Report: Sweden fails to cooperate with Turkey in fight against terror
Sweden opts to “protect” terrorists with its approach as it has either rejected or failed to respond to Turkey’s requests to extradite fugitive members of terror groups, Anadolu Agency (AA) has reported.
According to sources, Sweden refused the extradition and granted citizenship to Mehmet Sıraç Bilgin, Aysel Alhan, Aziz Turan, Ragıp Zarakolu and Halef Tak, who are all affiliated with the PKK terror group.
Swedish authorities also failed to respond to extradition requests for members of the Gülenist Terror Group (FETÖ), including Harun Tokak, a senior operative and the group’s so-called Israel representative, as well as Bülent Keneş, a former editor at FETÖ’s English-language mouthpiece Today’s Zaman.
Similarly, Stockholm was unresponsive when Turkey demanded the extradition of FETÖ members Levent Kenez and Yılmaz Ayten, who were granted asylum in Sweden after living in Afghanistan for years.
In its more than 40-year terror campaign against Turkey, the PKK – listed as a terrorist organization by Turkey, the United States, and European Union – has been responsible for the deaths of over 40,000 people, including women, children and infants. The YPG is PKK’s Syrian offshoot.

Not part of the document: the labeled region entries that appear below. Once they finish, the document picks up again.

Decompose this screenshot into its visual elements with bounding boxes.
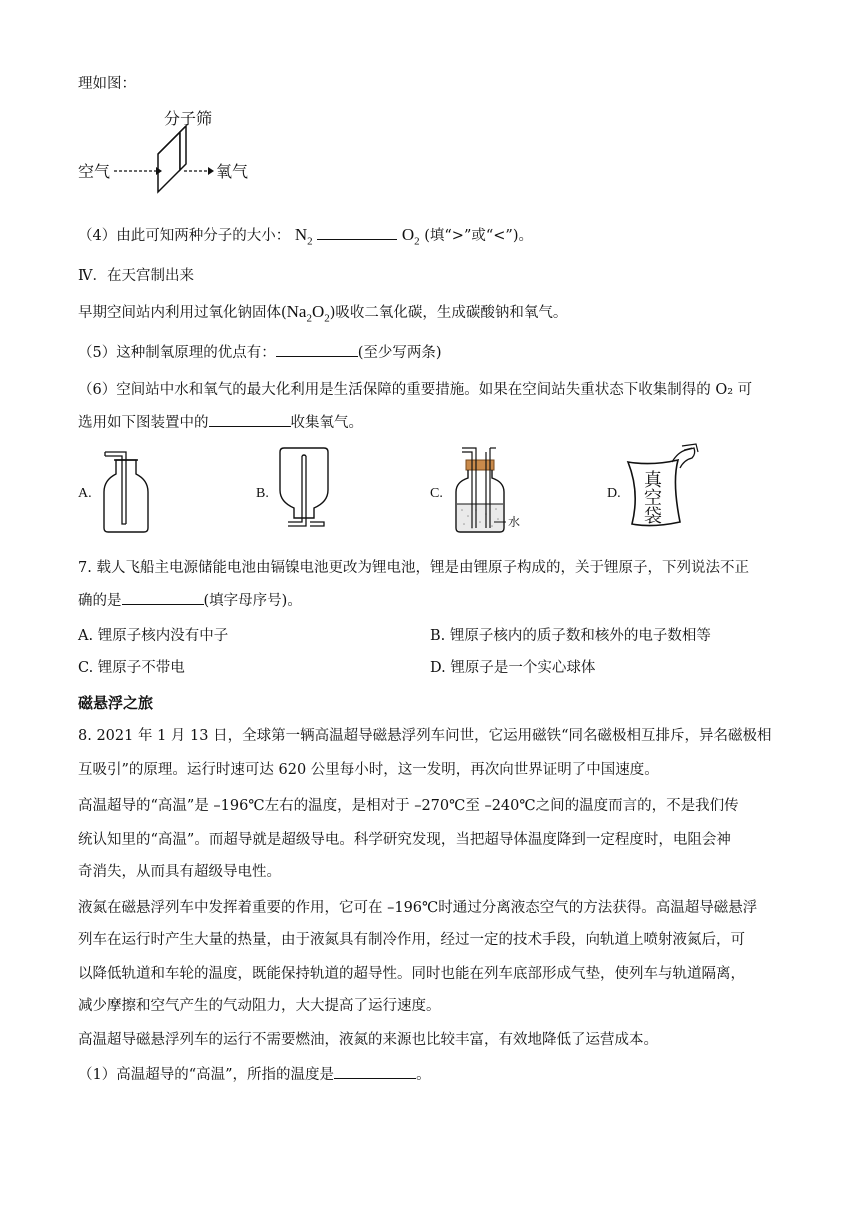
n2-symbol: N [294,225,308,244]
q7-option-a[interactable]: A. 锂原子核内没有中子 [78,628,229,644]
o-symbol: O [311,302,325,321]
apparatus-c-water-bottle [446,444,536,536]
bag-char-3: 袋 [644,506,662,527]
bag-char-2: 空 [644,488,662,509]
question-5 [78,342,442,363]
question-6-line2 [78,412,363,433]
q8-1-answer-blank[interactable] [334,1064,416,1079]
apparatus-b-label: B. [256,486,269,501]
q7-option-d[interactable]: D. 锂原子是一个实心球体 [430,660,596,676]
na-subscript: 2 [306,312,312,325]
q4-answer-blank[interactable] [317,225,397,240]
apparatus-d-vacuum-bag [622,442,702,542]
iv-text-after: )吸收二氧化碳，生成碳酸钠和氧气。 [329,305,568,321]
na-symbol: Na [286,302,307,321]
q7-answer-blank[interactable] [122,590,204,605]
question-7-line2 [78,590,302,611]
q4-prefix: （4）由此可知两种分子的大小： [78,228,291,244]
passage-line: 以降低轨道和车轮的温度，既能保持轨道的超导性。同时也能在列车底部形成气垫，使列车与轨道隔离， [78,966,745,982]
q7-suffix: (填字母序号)。 [203,593,302,609]
question-8-1 [78,1064,431,1085]
o2-symbol: O [401,225,415,244]
section-iv-text [78,302,567,328]
apparatus-a-label: A. [78,486,92,501]
intro-line: 理如图： [78,76,136,92]
sieve-label: 分子筛 [164,109,213,128]
iv-text-before: 早期空间站内利用过氧化钠固体( [78,305,287,321]
q7-prefix: 确的是 [78,593,122,609]
question-7-line1: 7. 载人飞船主电源储能电池由镉镍电池更改为锂电池，锂是由锂原子构成的，关于锂原子，下列说法不正 [78,560,749,576]
q5-prefix: （5）这种制氧原理的优点有： [78,345,276,361]
apparatus-c-label: C. [430,486,443,501]
o2-subscript: 2 [414,235,420,248]
o-subscript: 2 [324,312,330,325]
q7-option-c[interactable]: C. 锂原子不带电 [78,660,185,676]
section-title: 磁悬浮之旅 [78,694,154,712]
water-label: 水 [508,515,521,529]
q5-suffix: (至少写两条) [357,345,442,361]
passage-line: 统认知里的“高温”。而超导就是超级导电。科学研究发现，当把超导体温度降到一定程度时，电阻会神 [78,832,731,848]
passage-line: 列车在运行时产生大量的热量，由于液氮具有制冷作用，经过一定的技术手段，向轨道上喷射液氮后，可 [78,932,745,948]
air-label: 空气 [78,162,111,181]
n2-subscript: 2 [307,235,313,248]
passage-line: 奇消失，从而具有超级导电性。 [78,864,281,880]
passage-line: 液氮在磁悬浮列车中发挥着重要的作用，它可在 –196℃时通过分离液态空气的方法获得。高温超导磁悬浮 [78,900,758,916]
apparatus-b-inverted-bottle [274,446,334,536]
q8-1-suffix: 。 [416,1067,431,1083]
section-iv-heading: Ⅳ．在天宫制出来 [78,268,194,284]
apparatus-a-gas-bottle [98,448,158,534]
q4-suffix: (填“>”或“<”)。 [424,228,533,244]
bag-char-1: 真 [644,470,662,491]
oxygen-label: 氧气 [216,162,249,181]
passage-line: 高温超导的“高温”是 –196℃左右的温度，是相对于 –270℃至 –240℃之间的温度而言的，不是我们传 [78,798,739,814]
apparatus-d-label: D. [607,486,621,501]
passage-line: 互吸引”的原理。运行时速可达 620 公里每小时，这一发明，再次向世界证明了中国速度。 [78,762,659,778]
question-4 [78,225,533,251]
q6-prefix: 选用如下图装置中的 [78,415,209,431]
molecular-sieve-figure [76,104,276,194]
q6-answer-blank[interactable] [209,412,291,427]
passage-line: 高温超导磁悬浮列车的运行不需要燃油，液氮的来源也比较丰富，有效地降低了运营成本。 [78,1032,658,1048]
q5-answer-blank[interactable] [276,342,358,357]
q6-suffix: 收集氧气。 [290,415,363,431]
q8-1-prefix: （1）高温超导的“高温”，所指的温度是 [78,1067,335,1083]
q7-option-b[interactable]: B. 锂原子核内的质子数和核外的电子数相等 [430,628,711,644]
passage-line: 8. 2021 年 1 月 13 日，全球第一辆高温超导磁悬浮列车问世，它运用磁铁“同名磁极相互排斥，异名磁极相 [78,728,772,744]
passage-line: 减少摩擦和空气产生的气动阻力，大大提高了运行速度。 [78,998,441,1014]
question-6-line1: （6）空间站中水和氧气的最大化利用是生活保障的重要措施。如果在空间站失重状态下收集制得的 O₂ 可 [78,382,753,398]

FETÖ and its U.S.-based leader Fetullah Gülen orchestrated the defeated coup of July 15, 2016 in Turkey, in which 251 people were killed and 2,734 injured.
FETÖ was also behind a long-running campaign to overthrow the state through the infiltration of Turkish institutions, particularly the military, police and judiciary.
The PKK terror group uses AT4 rockets, produced by Sweden, which has applied for NATO membership, in attacks on the Turkish military, AA also reported.
According to security sources, the rockets have been extensively used by the PKK in its numerous attacks on Turkish forces, both within and beyond the country’s borders.
Turkish forces recently seized AT4 missiles from a PKK hideout in northern Iraq.
Similarly, as many as 17 AT4 missiles were found by security forces in 2020 and 2021 in seven separate incidents from various locations in the southeastern Hakkari province.
In southeastern Şırnak province, five AT4 missiles were found by security forces on four different occasions between 2019 and 2021.
Meanwhile, in different parts of northern Iraq, including Hakurk, and Avashin-Basyan, 13 AT4 weapons were discovered between 2018 and 2021 in four different incidents.
The weapon system, which has a wide product family, is one of the most common light anti-tank weapons in the world. The effective range of this man-portable, single-shot weapon is 200-1,000 meters (660-3,300 feet).
It was designed to destroy or disable armored vehicles and fortifications.
Meanwhile, Sweden’s foreign minister on Friday hit out at “disinformation” about Sweden and the PKK, after Turkey accused the Nordic country of giving support to the militant group, complicating NATO’s enlargement.
“Due to the vastly spread #disinformation about (Sweden) and PKK, we would like to recall that the (Swedish) government of Olof Palme was first after (Turkey) to list PKK as a terrorist organization, already in 1984,” Foreign Minister Ann Linde said on Twitter.
“EU followed suit 2002… This position remains unchanged,” she said.
Turkey, a longstanding NATO member, has voiced objections to Finland and Sweden’s membership bids, criticizing the countries for tolerating and even supporting terror groups, including the PKK and its Syrian offshoot.
Over the last five years, both Helsinki and Stockholm have failed to agree to Ankara’s requests for the extradition of dozens of terrorists, including members of the PKK and FETÖ.
Senior representatives of Finland and Sweden are set to visit Ankara in the coming days to discuss their accession processes.